I grew up in Webb City, Missouri, the next town over. Joplin is a football rival.
I can’t tell you how many times I shopped at the WalMart that was destroyed.
I went to college in Joplin. My school, Ozark Christian College, opened the multipurpose building for the Red Cross Disaster Relief Community Center. Classrooms were used for overflow YMCA childcare, dorms were opened for volunteer housing, and the chapel and rooms in the library were offered to several displaced churches to use for their services.
I moved to Texas in 2007, but I spent the first few days of May 2011 visiting friends and family in Joplin. I remember having this feeling that I needed to look around and really take everything in. It was a strange sense, but I obeyed.
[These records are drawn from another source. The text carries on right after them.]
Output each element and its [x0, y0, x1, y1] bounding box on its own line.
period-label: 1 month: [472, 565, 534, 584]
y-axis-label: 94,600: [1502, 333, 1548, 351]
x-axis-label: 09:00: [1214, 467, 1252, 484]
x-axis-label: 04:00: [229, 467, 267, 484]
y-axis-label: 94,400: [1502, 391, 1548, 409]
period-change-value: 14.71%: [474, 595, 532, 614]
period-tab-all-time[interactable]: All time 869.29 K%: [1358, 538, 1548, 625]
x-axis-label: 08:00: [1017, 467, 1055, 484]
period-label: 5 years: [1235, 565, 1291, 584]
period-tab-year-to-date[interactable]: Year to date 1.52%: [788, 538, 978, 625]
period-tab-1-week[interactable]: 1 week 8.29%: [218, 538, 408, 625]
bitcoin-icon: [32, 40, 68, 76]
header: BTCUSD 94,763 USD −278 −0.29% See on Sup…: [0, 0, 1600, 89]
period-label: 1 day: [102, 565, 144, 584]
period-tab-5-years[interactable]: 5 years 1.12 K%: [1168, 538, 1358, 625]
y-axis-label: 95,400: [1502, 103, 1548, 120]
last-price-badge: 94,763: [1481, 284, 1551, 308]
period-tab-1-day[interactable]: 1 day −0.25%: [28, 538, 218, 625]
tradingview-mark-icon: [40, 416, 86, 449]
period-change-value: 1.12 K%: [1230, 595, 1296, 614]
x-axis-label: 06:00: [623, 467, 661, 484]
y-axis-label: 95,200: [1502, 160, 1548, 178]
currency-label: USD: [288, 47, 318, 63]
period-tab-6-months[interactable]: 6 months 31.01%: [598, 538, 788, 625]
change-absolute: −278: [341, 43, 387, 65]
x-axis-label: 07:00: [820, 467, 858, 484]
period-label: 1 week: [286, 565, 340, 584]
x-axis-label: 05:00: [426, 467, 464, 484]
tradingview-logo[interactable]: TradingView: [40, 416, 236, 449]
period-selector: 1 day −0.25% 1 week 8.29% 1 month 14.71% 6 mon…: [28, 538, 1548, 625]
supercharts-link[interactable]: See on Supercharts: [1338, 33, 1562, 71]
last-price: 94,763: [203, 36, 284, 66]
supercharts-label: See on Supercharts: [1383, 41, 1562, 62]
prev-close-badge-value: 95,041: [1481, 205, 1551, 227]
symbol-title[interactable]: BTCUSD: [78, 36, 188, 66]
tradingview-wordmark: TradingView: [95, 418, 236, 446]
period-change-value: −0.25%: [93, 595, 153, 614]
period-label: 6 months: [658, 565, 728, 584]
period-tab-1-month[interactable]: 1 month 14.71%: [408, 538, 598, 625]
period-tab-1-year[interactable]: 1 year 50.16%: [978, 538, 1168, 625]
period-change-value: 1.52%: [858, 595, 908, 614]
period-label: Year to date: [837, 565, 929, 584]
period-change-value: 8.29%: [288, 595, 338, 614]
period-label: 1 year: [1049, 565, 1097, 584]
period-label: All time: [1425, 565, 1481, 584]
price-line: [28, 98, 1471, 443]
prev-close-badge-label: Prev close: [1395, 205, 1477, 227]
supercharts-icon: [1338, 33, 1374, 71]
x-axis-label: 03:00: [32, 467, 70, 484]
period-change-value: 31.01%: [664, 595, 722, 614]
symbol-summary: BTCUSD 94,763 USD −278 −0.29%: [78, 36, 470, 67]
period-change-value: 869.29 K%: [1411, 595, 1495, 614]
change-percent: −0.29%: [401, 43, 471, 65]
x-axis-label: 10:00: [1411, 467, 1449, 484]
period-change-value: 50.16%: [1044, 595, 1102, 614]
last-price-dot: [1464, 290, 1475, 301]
I had no idea that just a couple weeks later, much of it would be gone.
I haven’t been back yet to see the changes for myself, but one of the things I love about Joplin are the trees. Large, beautiful trees that are nothing like the “trees” I see here in west Texas. And now, many of those trees have been literally stripped of their glory.
There are two or three blocks in Joplin that have these beautiful, older houses that I always enjoy admiring when we’re in town. They are not far from WalMart. Google Earth shows that many of these houses are damaged or gone.
It’s been a year since that day. Even with all I’ve been told, I can’t imagine what life has been like in Joplin since May 22, 2011. I know that tornado shelters have been built and warning systems are being reevaluated. But the rumble of a garbage truck in the early morning or a darkening sky and quickening wind startles the people of Joplin and brings everyone’s eyes to the sky.
They city will rebuild, and has already been rebuilding, but the people will never be the same.